Quinientos era muy poco, teniendo en cuenta la inflación, el dólar, la devaluación, además en internet eran mucho más caros… Ella tenía esa plata, ni siquiera tendría que tocar sus ahorros. Le parecía tan buen precio que sonaba a mentira, lo había escuchado en el almacén, cuchicheos de chusmas, así que podía ser pura fabulación, pero de todas formas había decidido averiguar. Bastó una reposera en su vereda con un termo de mate al lado para que doña Tita y doña Cata, expertas en el arte de veredear con los vecinos, se le unieran.

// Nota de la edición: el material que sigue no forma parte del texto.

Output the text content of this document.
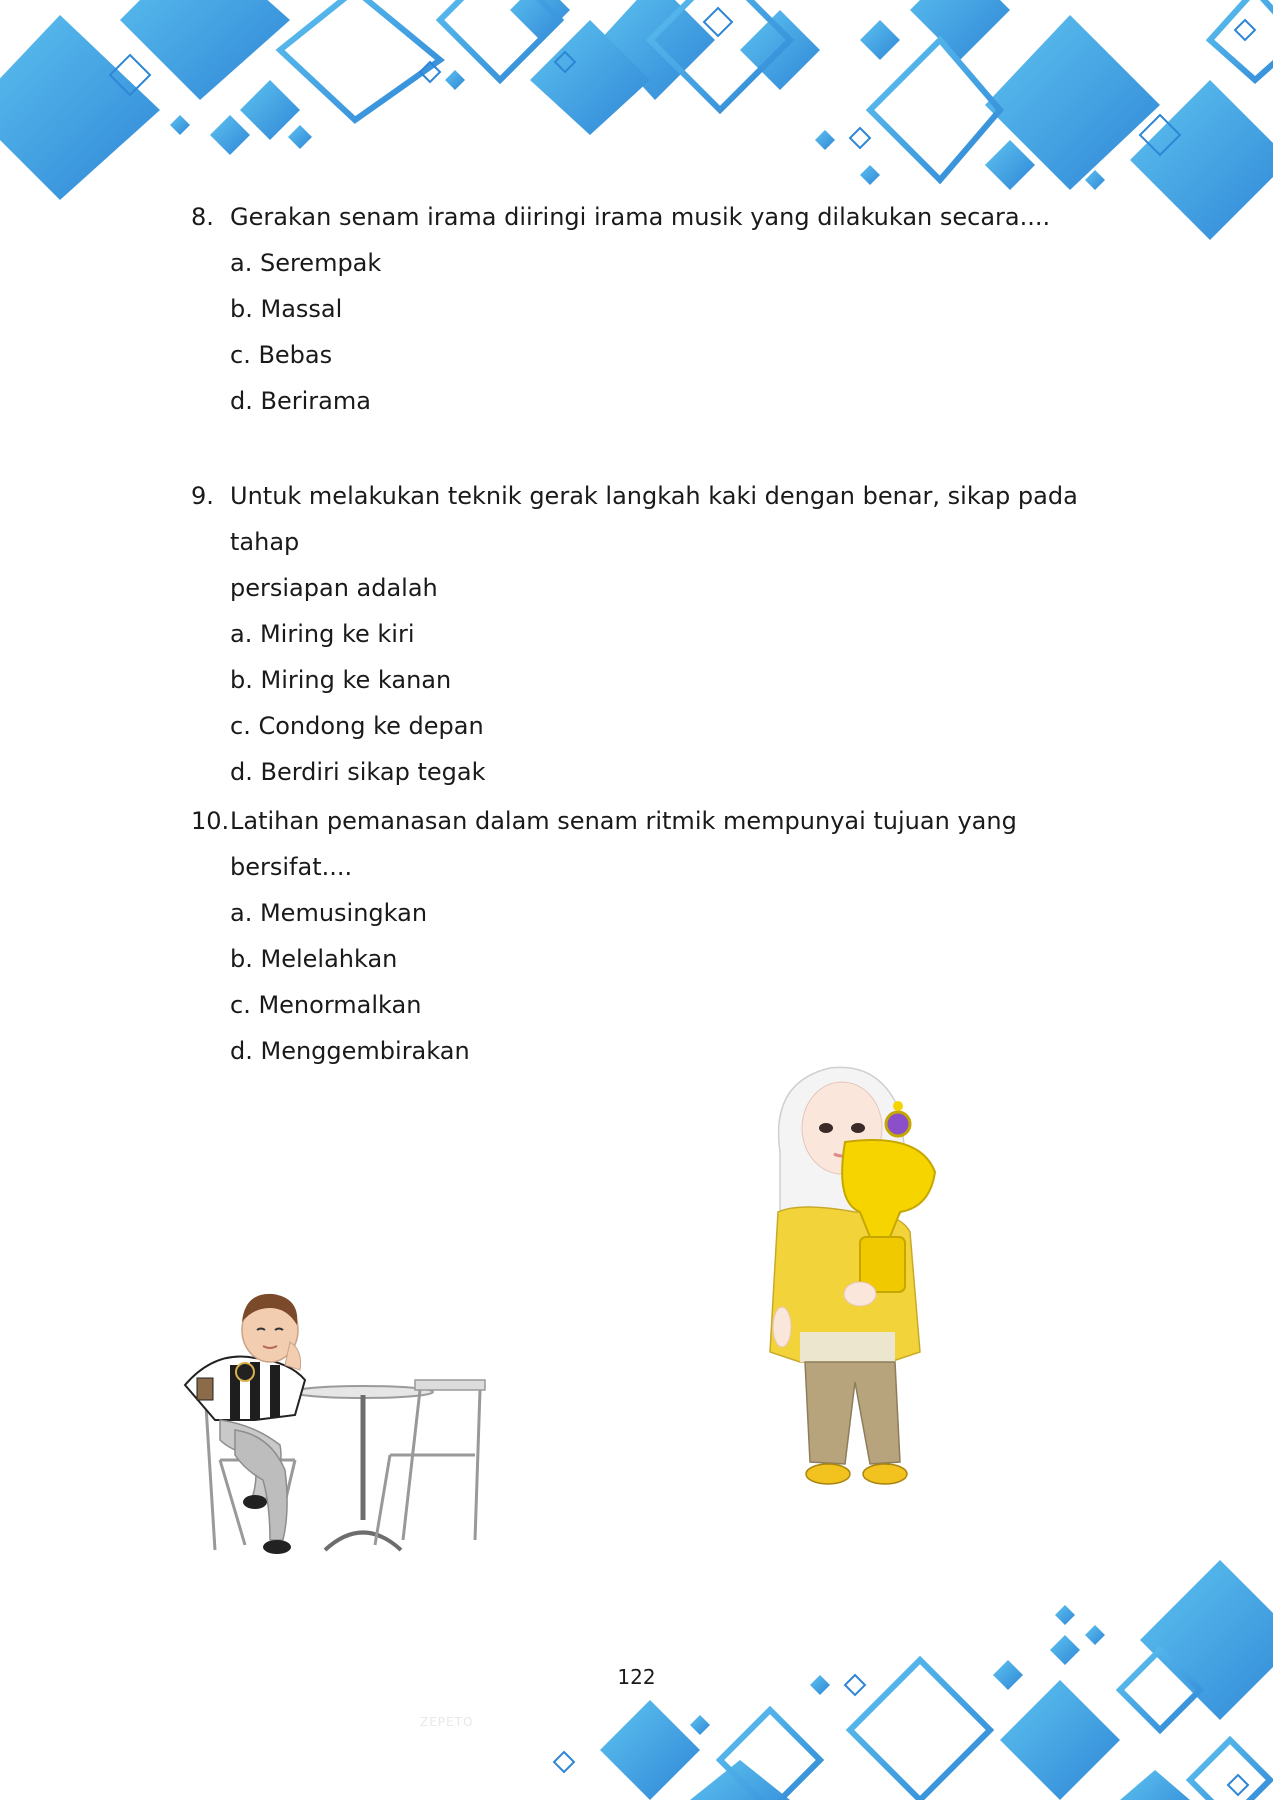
8. Gerakan senam irama diiringi irama musik yang dilakukan secara....
a. Serempak
b. Massal
c. Bebas
d. Berirama
9. Untuk melakukan teknik gerak langkah kaki dengan benar, sikap pada tahap
persiapan adalah
a. Miring ke kiri
b. Miring ke kanan
c. Condong ke depan
d. Berdiri sikap tegak
10. Latihan pemanasan dalam senam ritmik mempunyai tujuan yang bersifat....
a. Memusingkan
b. Melelahkan
c. Menormalkan
d. Menggembirakan
ZEPETO
122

Entre medio de la lista de amantes de Irene Roldán y los cuentos de que el hijo de Susana Ortiz resultó médico trucho fue asomando el rumor que Nelly esperaba:

— Me enteré de que un tal Raúl de la villa que está al fondo anda ofreciéndolos por sesenta mil pesos… — dijo doña Tita mientras chupaba fuerte la bombilla- los tiene ahí en un galpón todo sucio, ni destetados estarán— agregó frunciendo los labios con disgusto.

— Qué vergüenza andar comprando, habiendo tantos tiraditos en la calle, dios mío — rezongó doña Cata negando con la cabeza— dame vieja, que es un mate no un micrófono — le reclamó a la amiga — aparte el estado en el que los vende…

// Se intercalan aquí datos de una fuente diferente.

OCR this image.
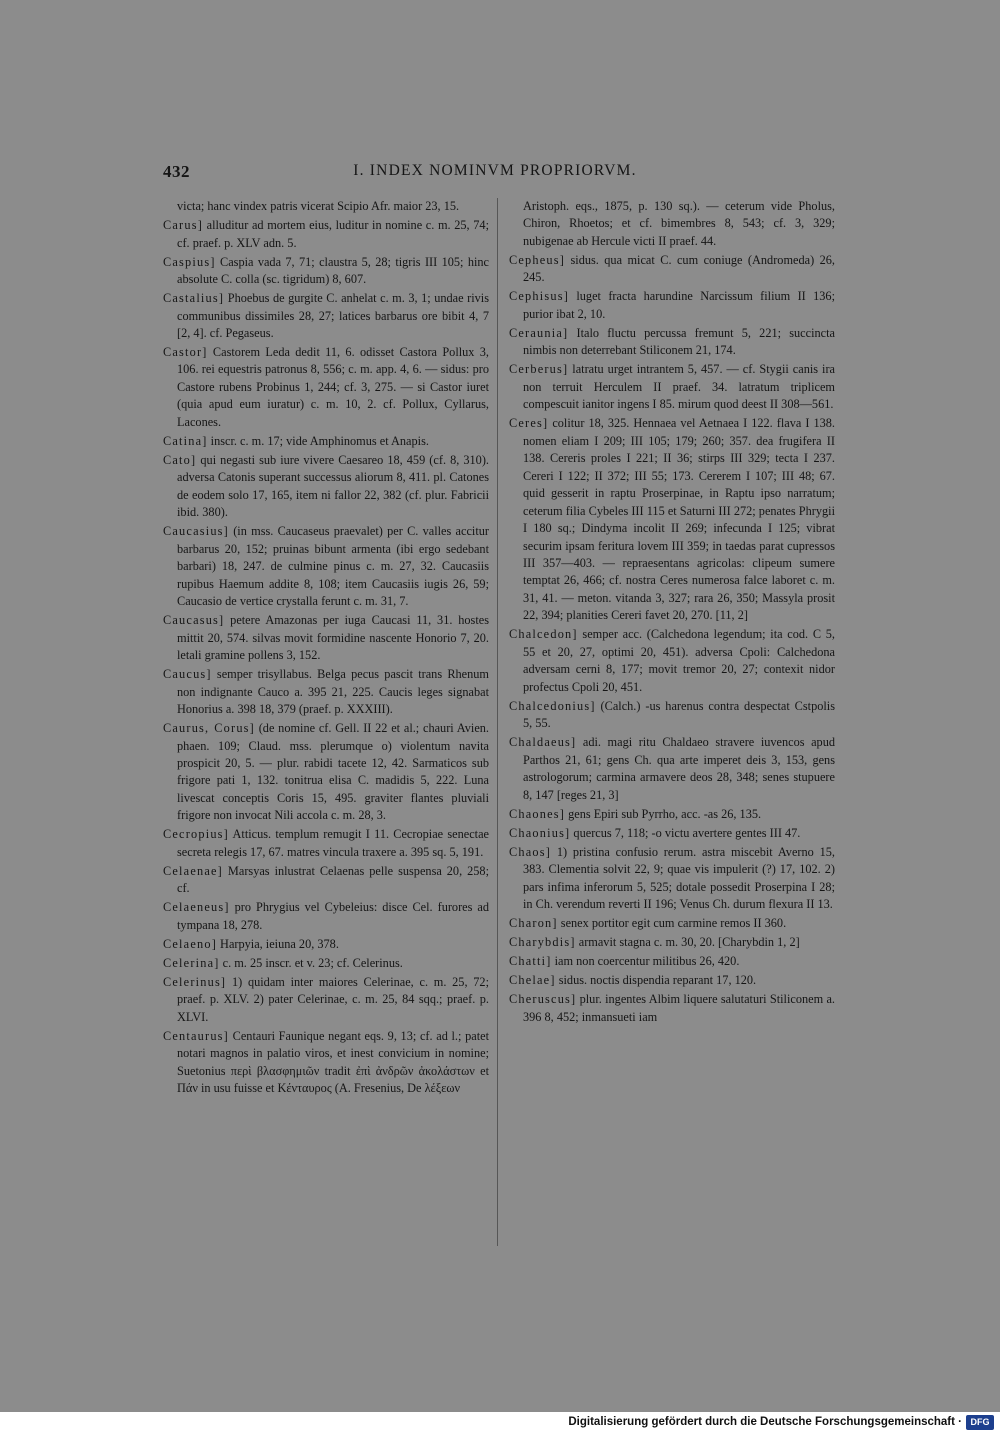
432	I. INDEX NOMINVM PROPRIORVM.

victa; hanc vindex patris vicerat Scipio Afr. maior 23, 15.

Carus] alluditur ad mortem eius, luditur in nomine c. m. 25, 74; cf. praef. p. XLV adn. 5.

Caspius] Caspia vada 7, 71; claustra 5, 28; tigris III 105; hinc absolute C. colla (sc. tigridum) 8, 607.

Castalius] Phoebus de gurgite C. anhelat c. m. 3, 1; undae rivis communibus dissimiles 28, 27; latices barbarus ore bibit 4, 7 [2, 4]. cf. Pegaseus.

Castor] Castorem Leda dedit 11, 6. odisset Castora Pollux 3, 106. rei equestris patronus 8, 556; c. m. app. 4, 6. — sidus: pro Castore rubens Probinus 1, 244; cf. 3, 275. — si Castor iuret (quia apud eum iuratur) c. m. 10, 2. cf. Pollux, Cyllarus, Lacones.

Catina] inscr. c. m. 17; vide Amphinomus et Anapis.

Cato] qui negasti sub iure vivere Caesareo 18, 459 (cf. 8, 310). adversa Catonis superant successus aliorum 8, 411. pl. Catones de eodem solo 17, 165, item ni fallor 22, 382 (cf. plur. Fabricii ibid. 380).

Caucasius] (in mss. Caucaseus praevalet) per C. valles accitur barbarus 20, 152; pruinas bibunt armenta (ibi ergo sedebant barbari) 18, 247. de culmine pinus c. m. 27, 32. Caucasiis rupibus Haemum addite 8, 108; item Caucasiis iugis 26, 59; Caucasio de vertice crystalla ferunt c. m. 31, 7.

Caucasus] petere Amazonas per iuga Caucasi 11, 31. hostes mittit 20, 574. silvas movit formidine nascente Honorio 7, 20. letali gramine pollens 3, 152.

Caucus] semper trisyllabus. Belga pecus pascit trans Rhenum non indignante Cauco a. 395 21, 225. Caucis leges signabat Honorius a. 398 18, 379 (praef. p. XXXIII).

Caurus, Corus] (de nomine cf. Gell. II 22 et al.; chauri Avien. phaen. 109; Claud. mss. plerumque o) violentum navita prospicit 20, 5. — plur. rabidi tacete 12, 42. Sarmaticos sub frigore pati 1, 132. tonitrua elisa C. madidis 5, 222. Luna livescat conceptis Coris 15, 495. graviter flantes pluviali frigore non invocat Nili accola c. m. 28, 3.

Cecropius] Atticus. templum remugit I 11. Cecropiae senectae secreta relegis 17, 67. matres vincula traxere a. 395 sq. 5, 191.

Celaenae] Marsyas inlustrat Celaenas pelle suspensa 20, 258; cf.

Celaeneus] pro Phrygius vel Cybeleius: disce Cel. furores ad tympana 18, 278.

Celaeno] Harpyia, ieiuna 20, 378.

Celerina] c. m. 25 inscr. et v. 23; cf. Celerinus.

Celerinus] 1) quidam inter maiores Celerinae, c. m. 25, 72; praef. p. XLV. 2) pater Celerinae, c. m. 25, 84 sqq.; praef. p. XLVI.

Centaurus] Centauri Faunique negant eqs. 9, 13; cf. ad l.; patet notari magnos in palatio viros, et inest convicium in nomine; Suetonius περὶ βλασφημιῶν tradit ἐπὶ ἀνδρῶν ἀκολάστων et Πάν in usu fuisse et Κένταυρος (A. Fresenius, De λέξεων

Aristoph. eqs., 1875, p. 130 sq.). — ceterum vide Pholus, Chiron, Rhoetos; et cf. bimembres 8, 543; cf. 3, 329; nubigenae ab Hercule victi II praef. 44.

Cepheus] sidus. qua micat C. cum coniuge (Andromeda) 26, 245.

Cephisus] luget fracta harundine Narcissum filium II 136; purior ibat 2, 10.

Ceraunia] Italo fluctu percussa fremunt 5, 221; succincta nimbis non deterrebant Stiliconem 21, 174.

Cerberus] latratu urget intrantem 5, 457. — cf. Stygii canis ira non terruit Herculem II praef. 34. latratum triplicem compescuit ianitor ingens I 85. mirum quod deest II 308—561.

Ceres] colitur 18, 325. Hennaea vel Aetnaea I 122. flava I 138. nomen eliam I 209; III 105; 179; 260; 357. dea frugifera II 138. Cereris proles I 221; II 36; stirps III 329; tecta I 237. Cereri I 122; II 372; III 55; 173. Cererem I 107; III 48; 67. quid gesserit in raptu Proserpinae, in Raptu ipso narratum; ceterum filia Cybeles III 115 et Saturni III 272; penates Phrygii I 180 sq.; Dindyma incolit II 269; infecunda I 125; vibrat securim ipsam feritura lovem III 359; in taedas parat cupressos III 357—403. — repraesentans agricolas: clipeum sumere temptat 26, 466; cf. nostra Ceres numerosa falce laboret c. m. 31, 41. — meton. vitanda 3, 327; rara 26, 350; Massyla prosit 22, 394; planities Cereri favet 20, 270. [11, 2]

Chalcedon] semper acc. (Calchedona legendum; ita cod. C 5, 55 et 20, 27, optimi 20, 451). adversa Cpoli: Calchedona adversam cerni 8, 177; movit tremor 20, 27; contexit nidor profectus Cpoli 20, 451.

Chalcedonius] (Calch.) -us harenus contra despectat Cstpolis 5, 55.

Chaldaeus] adi. magi ritu Chaldaeo stravere iuvencos apud Parthos 21, 61; gens Ch. qua arte imperet deis 3, 153, gens astrologorum; carmina armavere deos 28, 348; senes stupuere 8, 147 [reges 21, 3]

Chaones] gens Epiri sub Pyrrho, acc. -as 26, 135.

Chaonius] quercus 7, 118; -o victu avertere gentes III 47.

Chaos] 1) pristina confusio rerum. astra miscebit Averno 15, 383. Clementia solvit 22, 9; quae vis impulerit (?) 17, 102. 2) pars infima inferorum 5, 525; dotale possedit Proserpina I 28; in Ch. verendum reverti II 196; Venus Ch. durum flexura II 13.

Charon] senex portitor egit cum carmine remos II 360.

Charybdis] armavit stagna c. m. 30, 20. [Charybdin 1, 2]

Chatti] iam non coercentur militibus 26, 420.

Chelae] sidus. noctis dispendia reparant 17, 120.

Cheruscus] plur. ingentes Albim liquere salutaturi Stiliconem a. 396 8, 452; inmansueti iam

Digitalisierung gefördert durch die Deutsche Forschungsgemeinschaft · DFG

— Ay sí, ¿la escuchaste a Ramona?- le preguntó a Nelly tocándole la rodilla, ella negó — lo contó en el club, tenés que salir más añadió como al pasar— dice que fue con su nena a lo de una que tira el cuerito, que es de la villa, medio vecina del tal Raúl, y que le dijo que hacía una semana una mujer bajó de una amarok, pasó a la casilla del tipo y salió al ratito con uno a upa que daba lástima: estaba desnutrido, con pulgas y sarna, un desastre… — suspiró Tita — dos días le duró- concluyó pasándole finalmente el mate a la amiga que era la que cebaba.

— La curandera esta le dijo a la Ramona que se armó un cachengue tremendo — prosiguió doña Cata haciéndose cargo de la historia mientras le alcanzaba un mate — la mujer de la camioneta se apareció de noche a los gritos con cuatro patovicas, traía el cuerpito envuelto y se lo revoleó por la cabeza al viejo.

— Lo amenazó con la policía si no le devolvía la guita- sumó Tita — pero el Raúl éste al final la convenció de llevarse otro, de una camada más sanita le dijo, estaba cagado en las patas porque los monos que vinieron con la señora lo iban a moler a golpes…

– Qué tremendo todo- fue lo único que se le ocurrió decir a Nelly sobrecogida por las imágenes que el relato le traía a la mente — ¿y con tanto escándalo nadie llamó a la policía?

— Ay Nelly, chiquita, qué inocente — se rió doña Tita — con razón tu papá siempre decía que había que cuidarte de tu ingenuidad.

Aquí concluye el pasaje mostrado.